Kieffer, who contributed to a recent paper about the two paths in the journal Cell Metabolism, said each has its pluses and minuses. Nearer term, he believes closed loop will drive the industry, which could eventually be overtaken by cell therapy.
ViaCyte was founded in 1999 as Novocell, which merged five years later with CyThera and BresaGen.
While a leader, after nearly two decades of research and development, ViaCyte is still a ways away from a commercial product, assuming FDA approval. But Laikind reminded of the lengthy timeline of biotech development. Especially when a pioneer.
It was only two years ago the FDA approved the first gene therapy, after more than three decades of trial and error in the space, he pointed out. Monoclonal antibody drugs likewise took years to arrive.
“Cell therapy is very similar. We’ve been plugging away at it for a long time,” he said.
Besides the $80 million Series D round, ViaCyte last year secured $10 million from W.L. Gore & Associates, best known for Gore-Tex waterproof protection. W.L. Gore, also with a sizable footprint in medical markets, has helped hone ViaCyte’s cell-delivery device.
In additional funding last year, Viacyte got $15 million from CRISPR Therapeutics. The companies are gene editing cells to avoid triggering a patient’s immune system. It’s the earliest of ViaCyte’s three programs.

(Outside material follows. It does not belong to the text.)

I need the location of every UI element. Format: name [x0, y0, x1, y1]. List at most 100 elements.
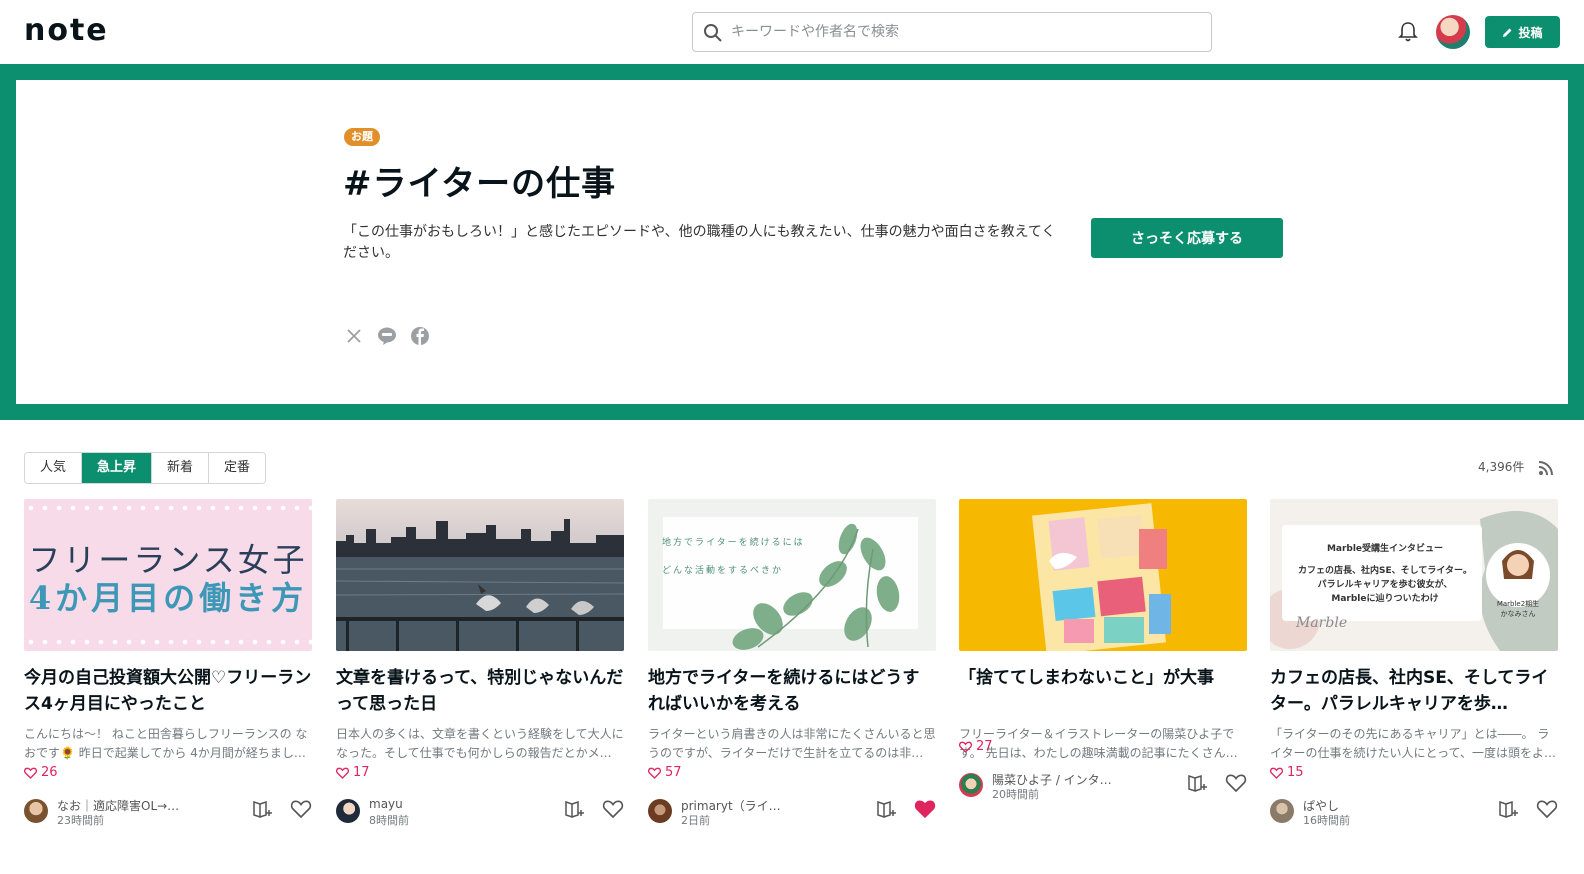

Along with private investment, ViaCyte has received financial backing from the California Institute for Regenerative Medicine and JDRF, an advocacy group for diabetes research and medical research reforms.
ViaCyte’s grinding effort — and first-of its-kind clinical trial — will be captured by an upcoming documentary, called “The Human Trial.” Outside his office, Laikind pointed to a poster of the film.
But the company hopes this story is just getting started.
The article was updated to clarify Laikind’s quote, in which he stated: “Because of that need for immune-suppression, that limits you to the high-risk patients who are at risk for things like severe-hypoglycemic events that put them into the emergency room.”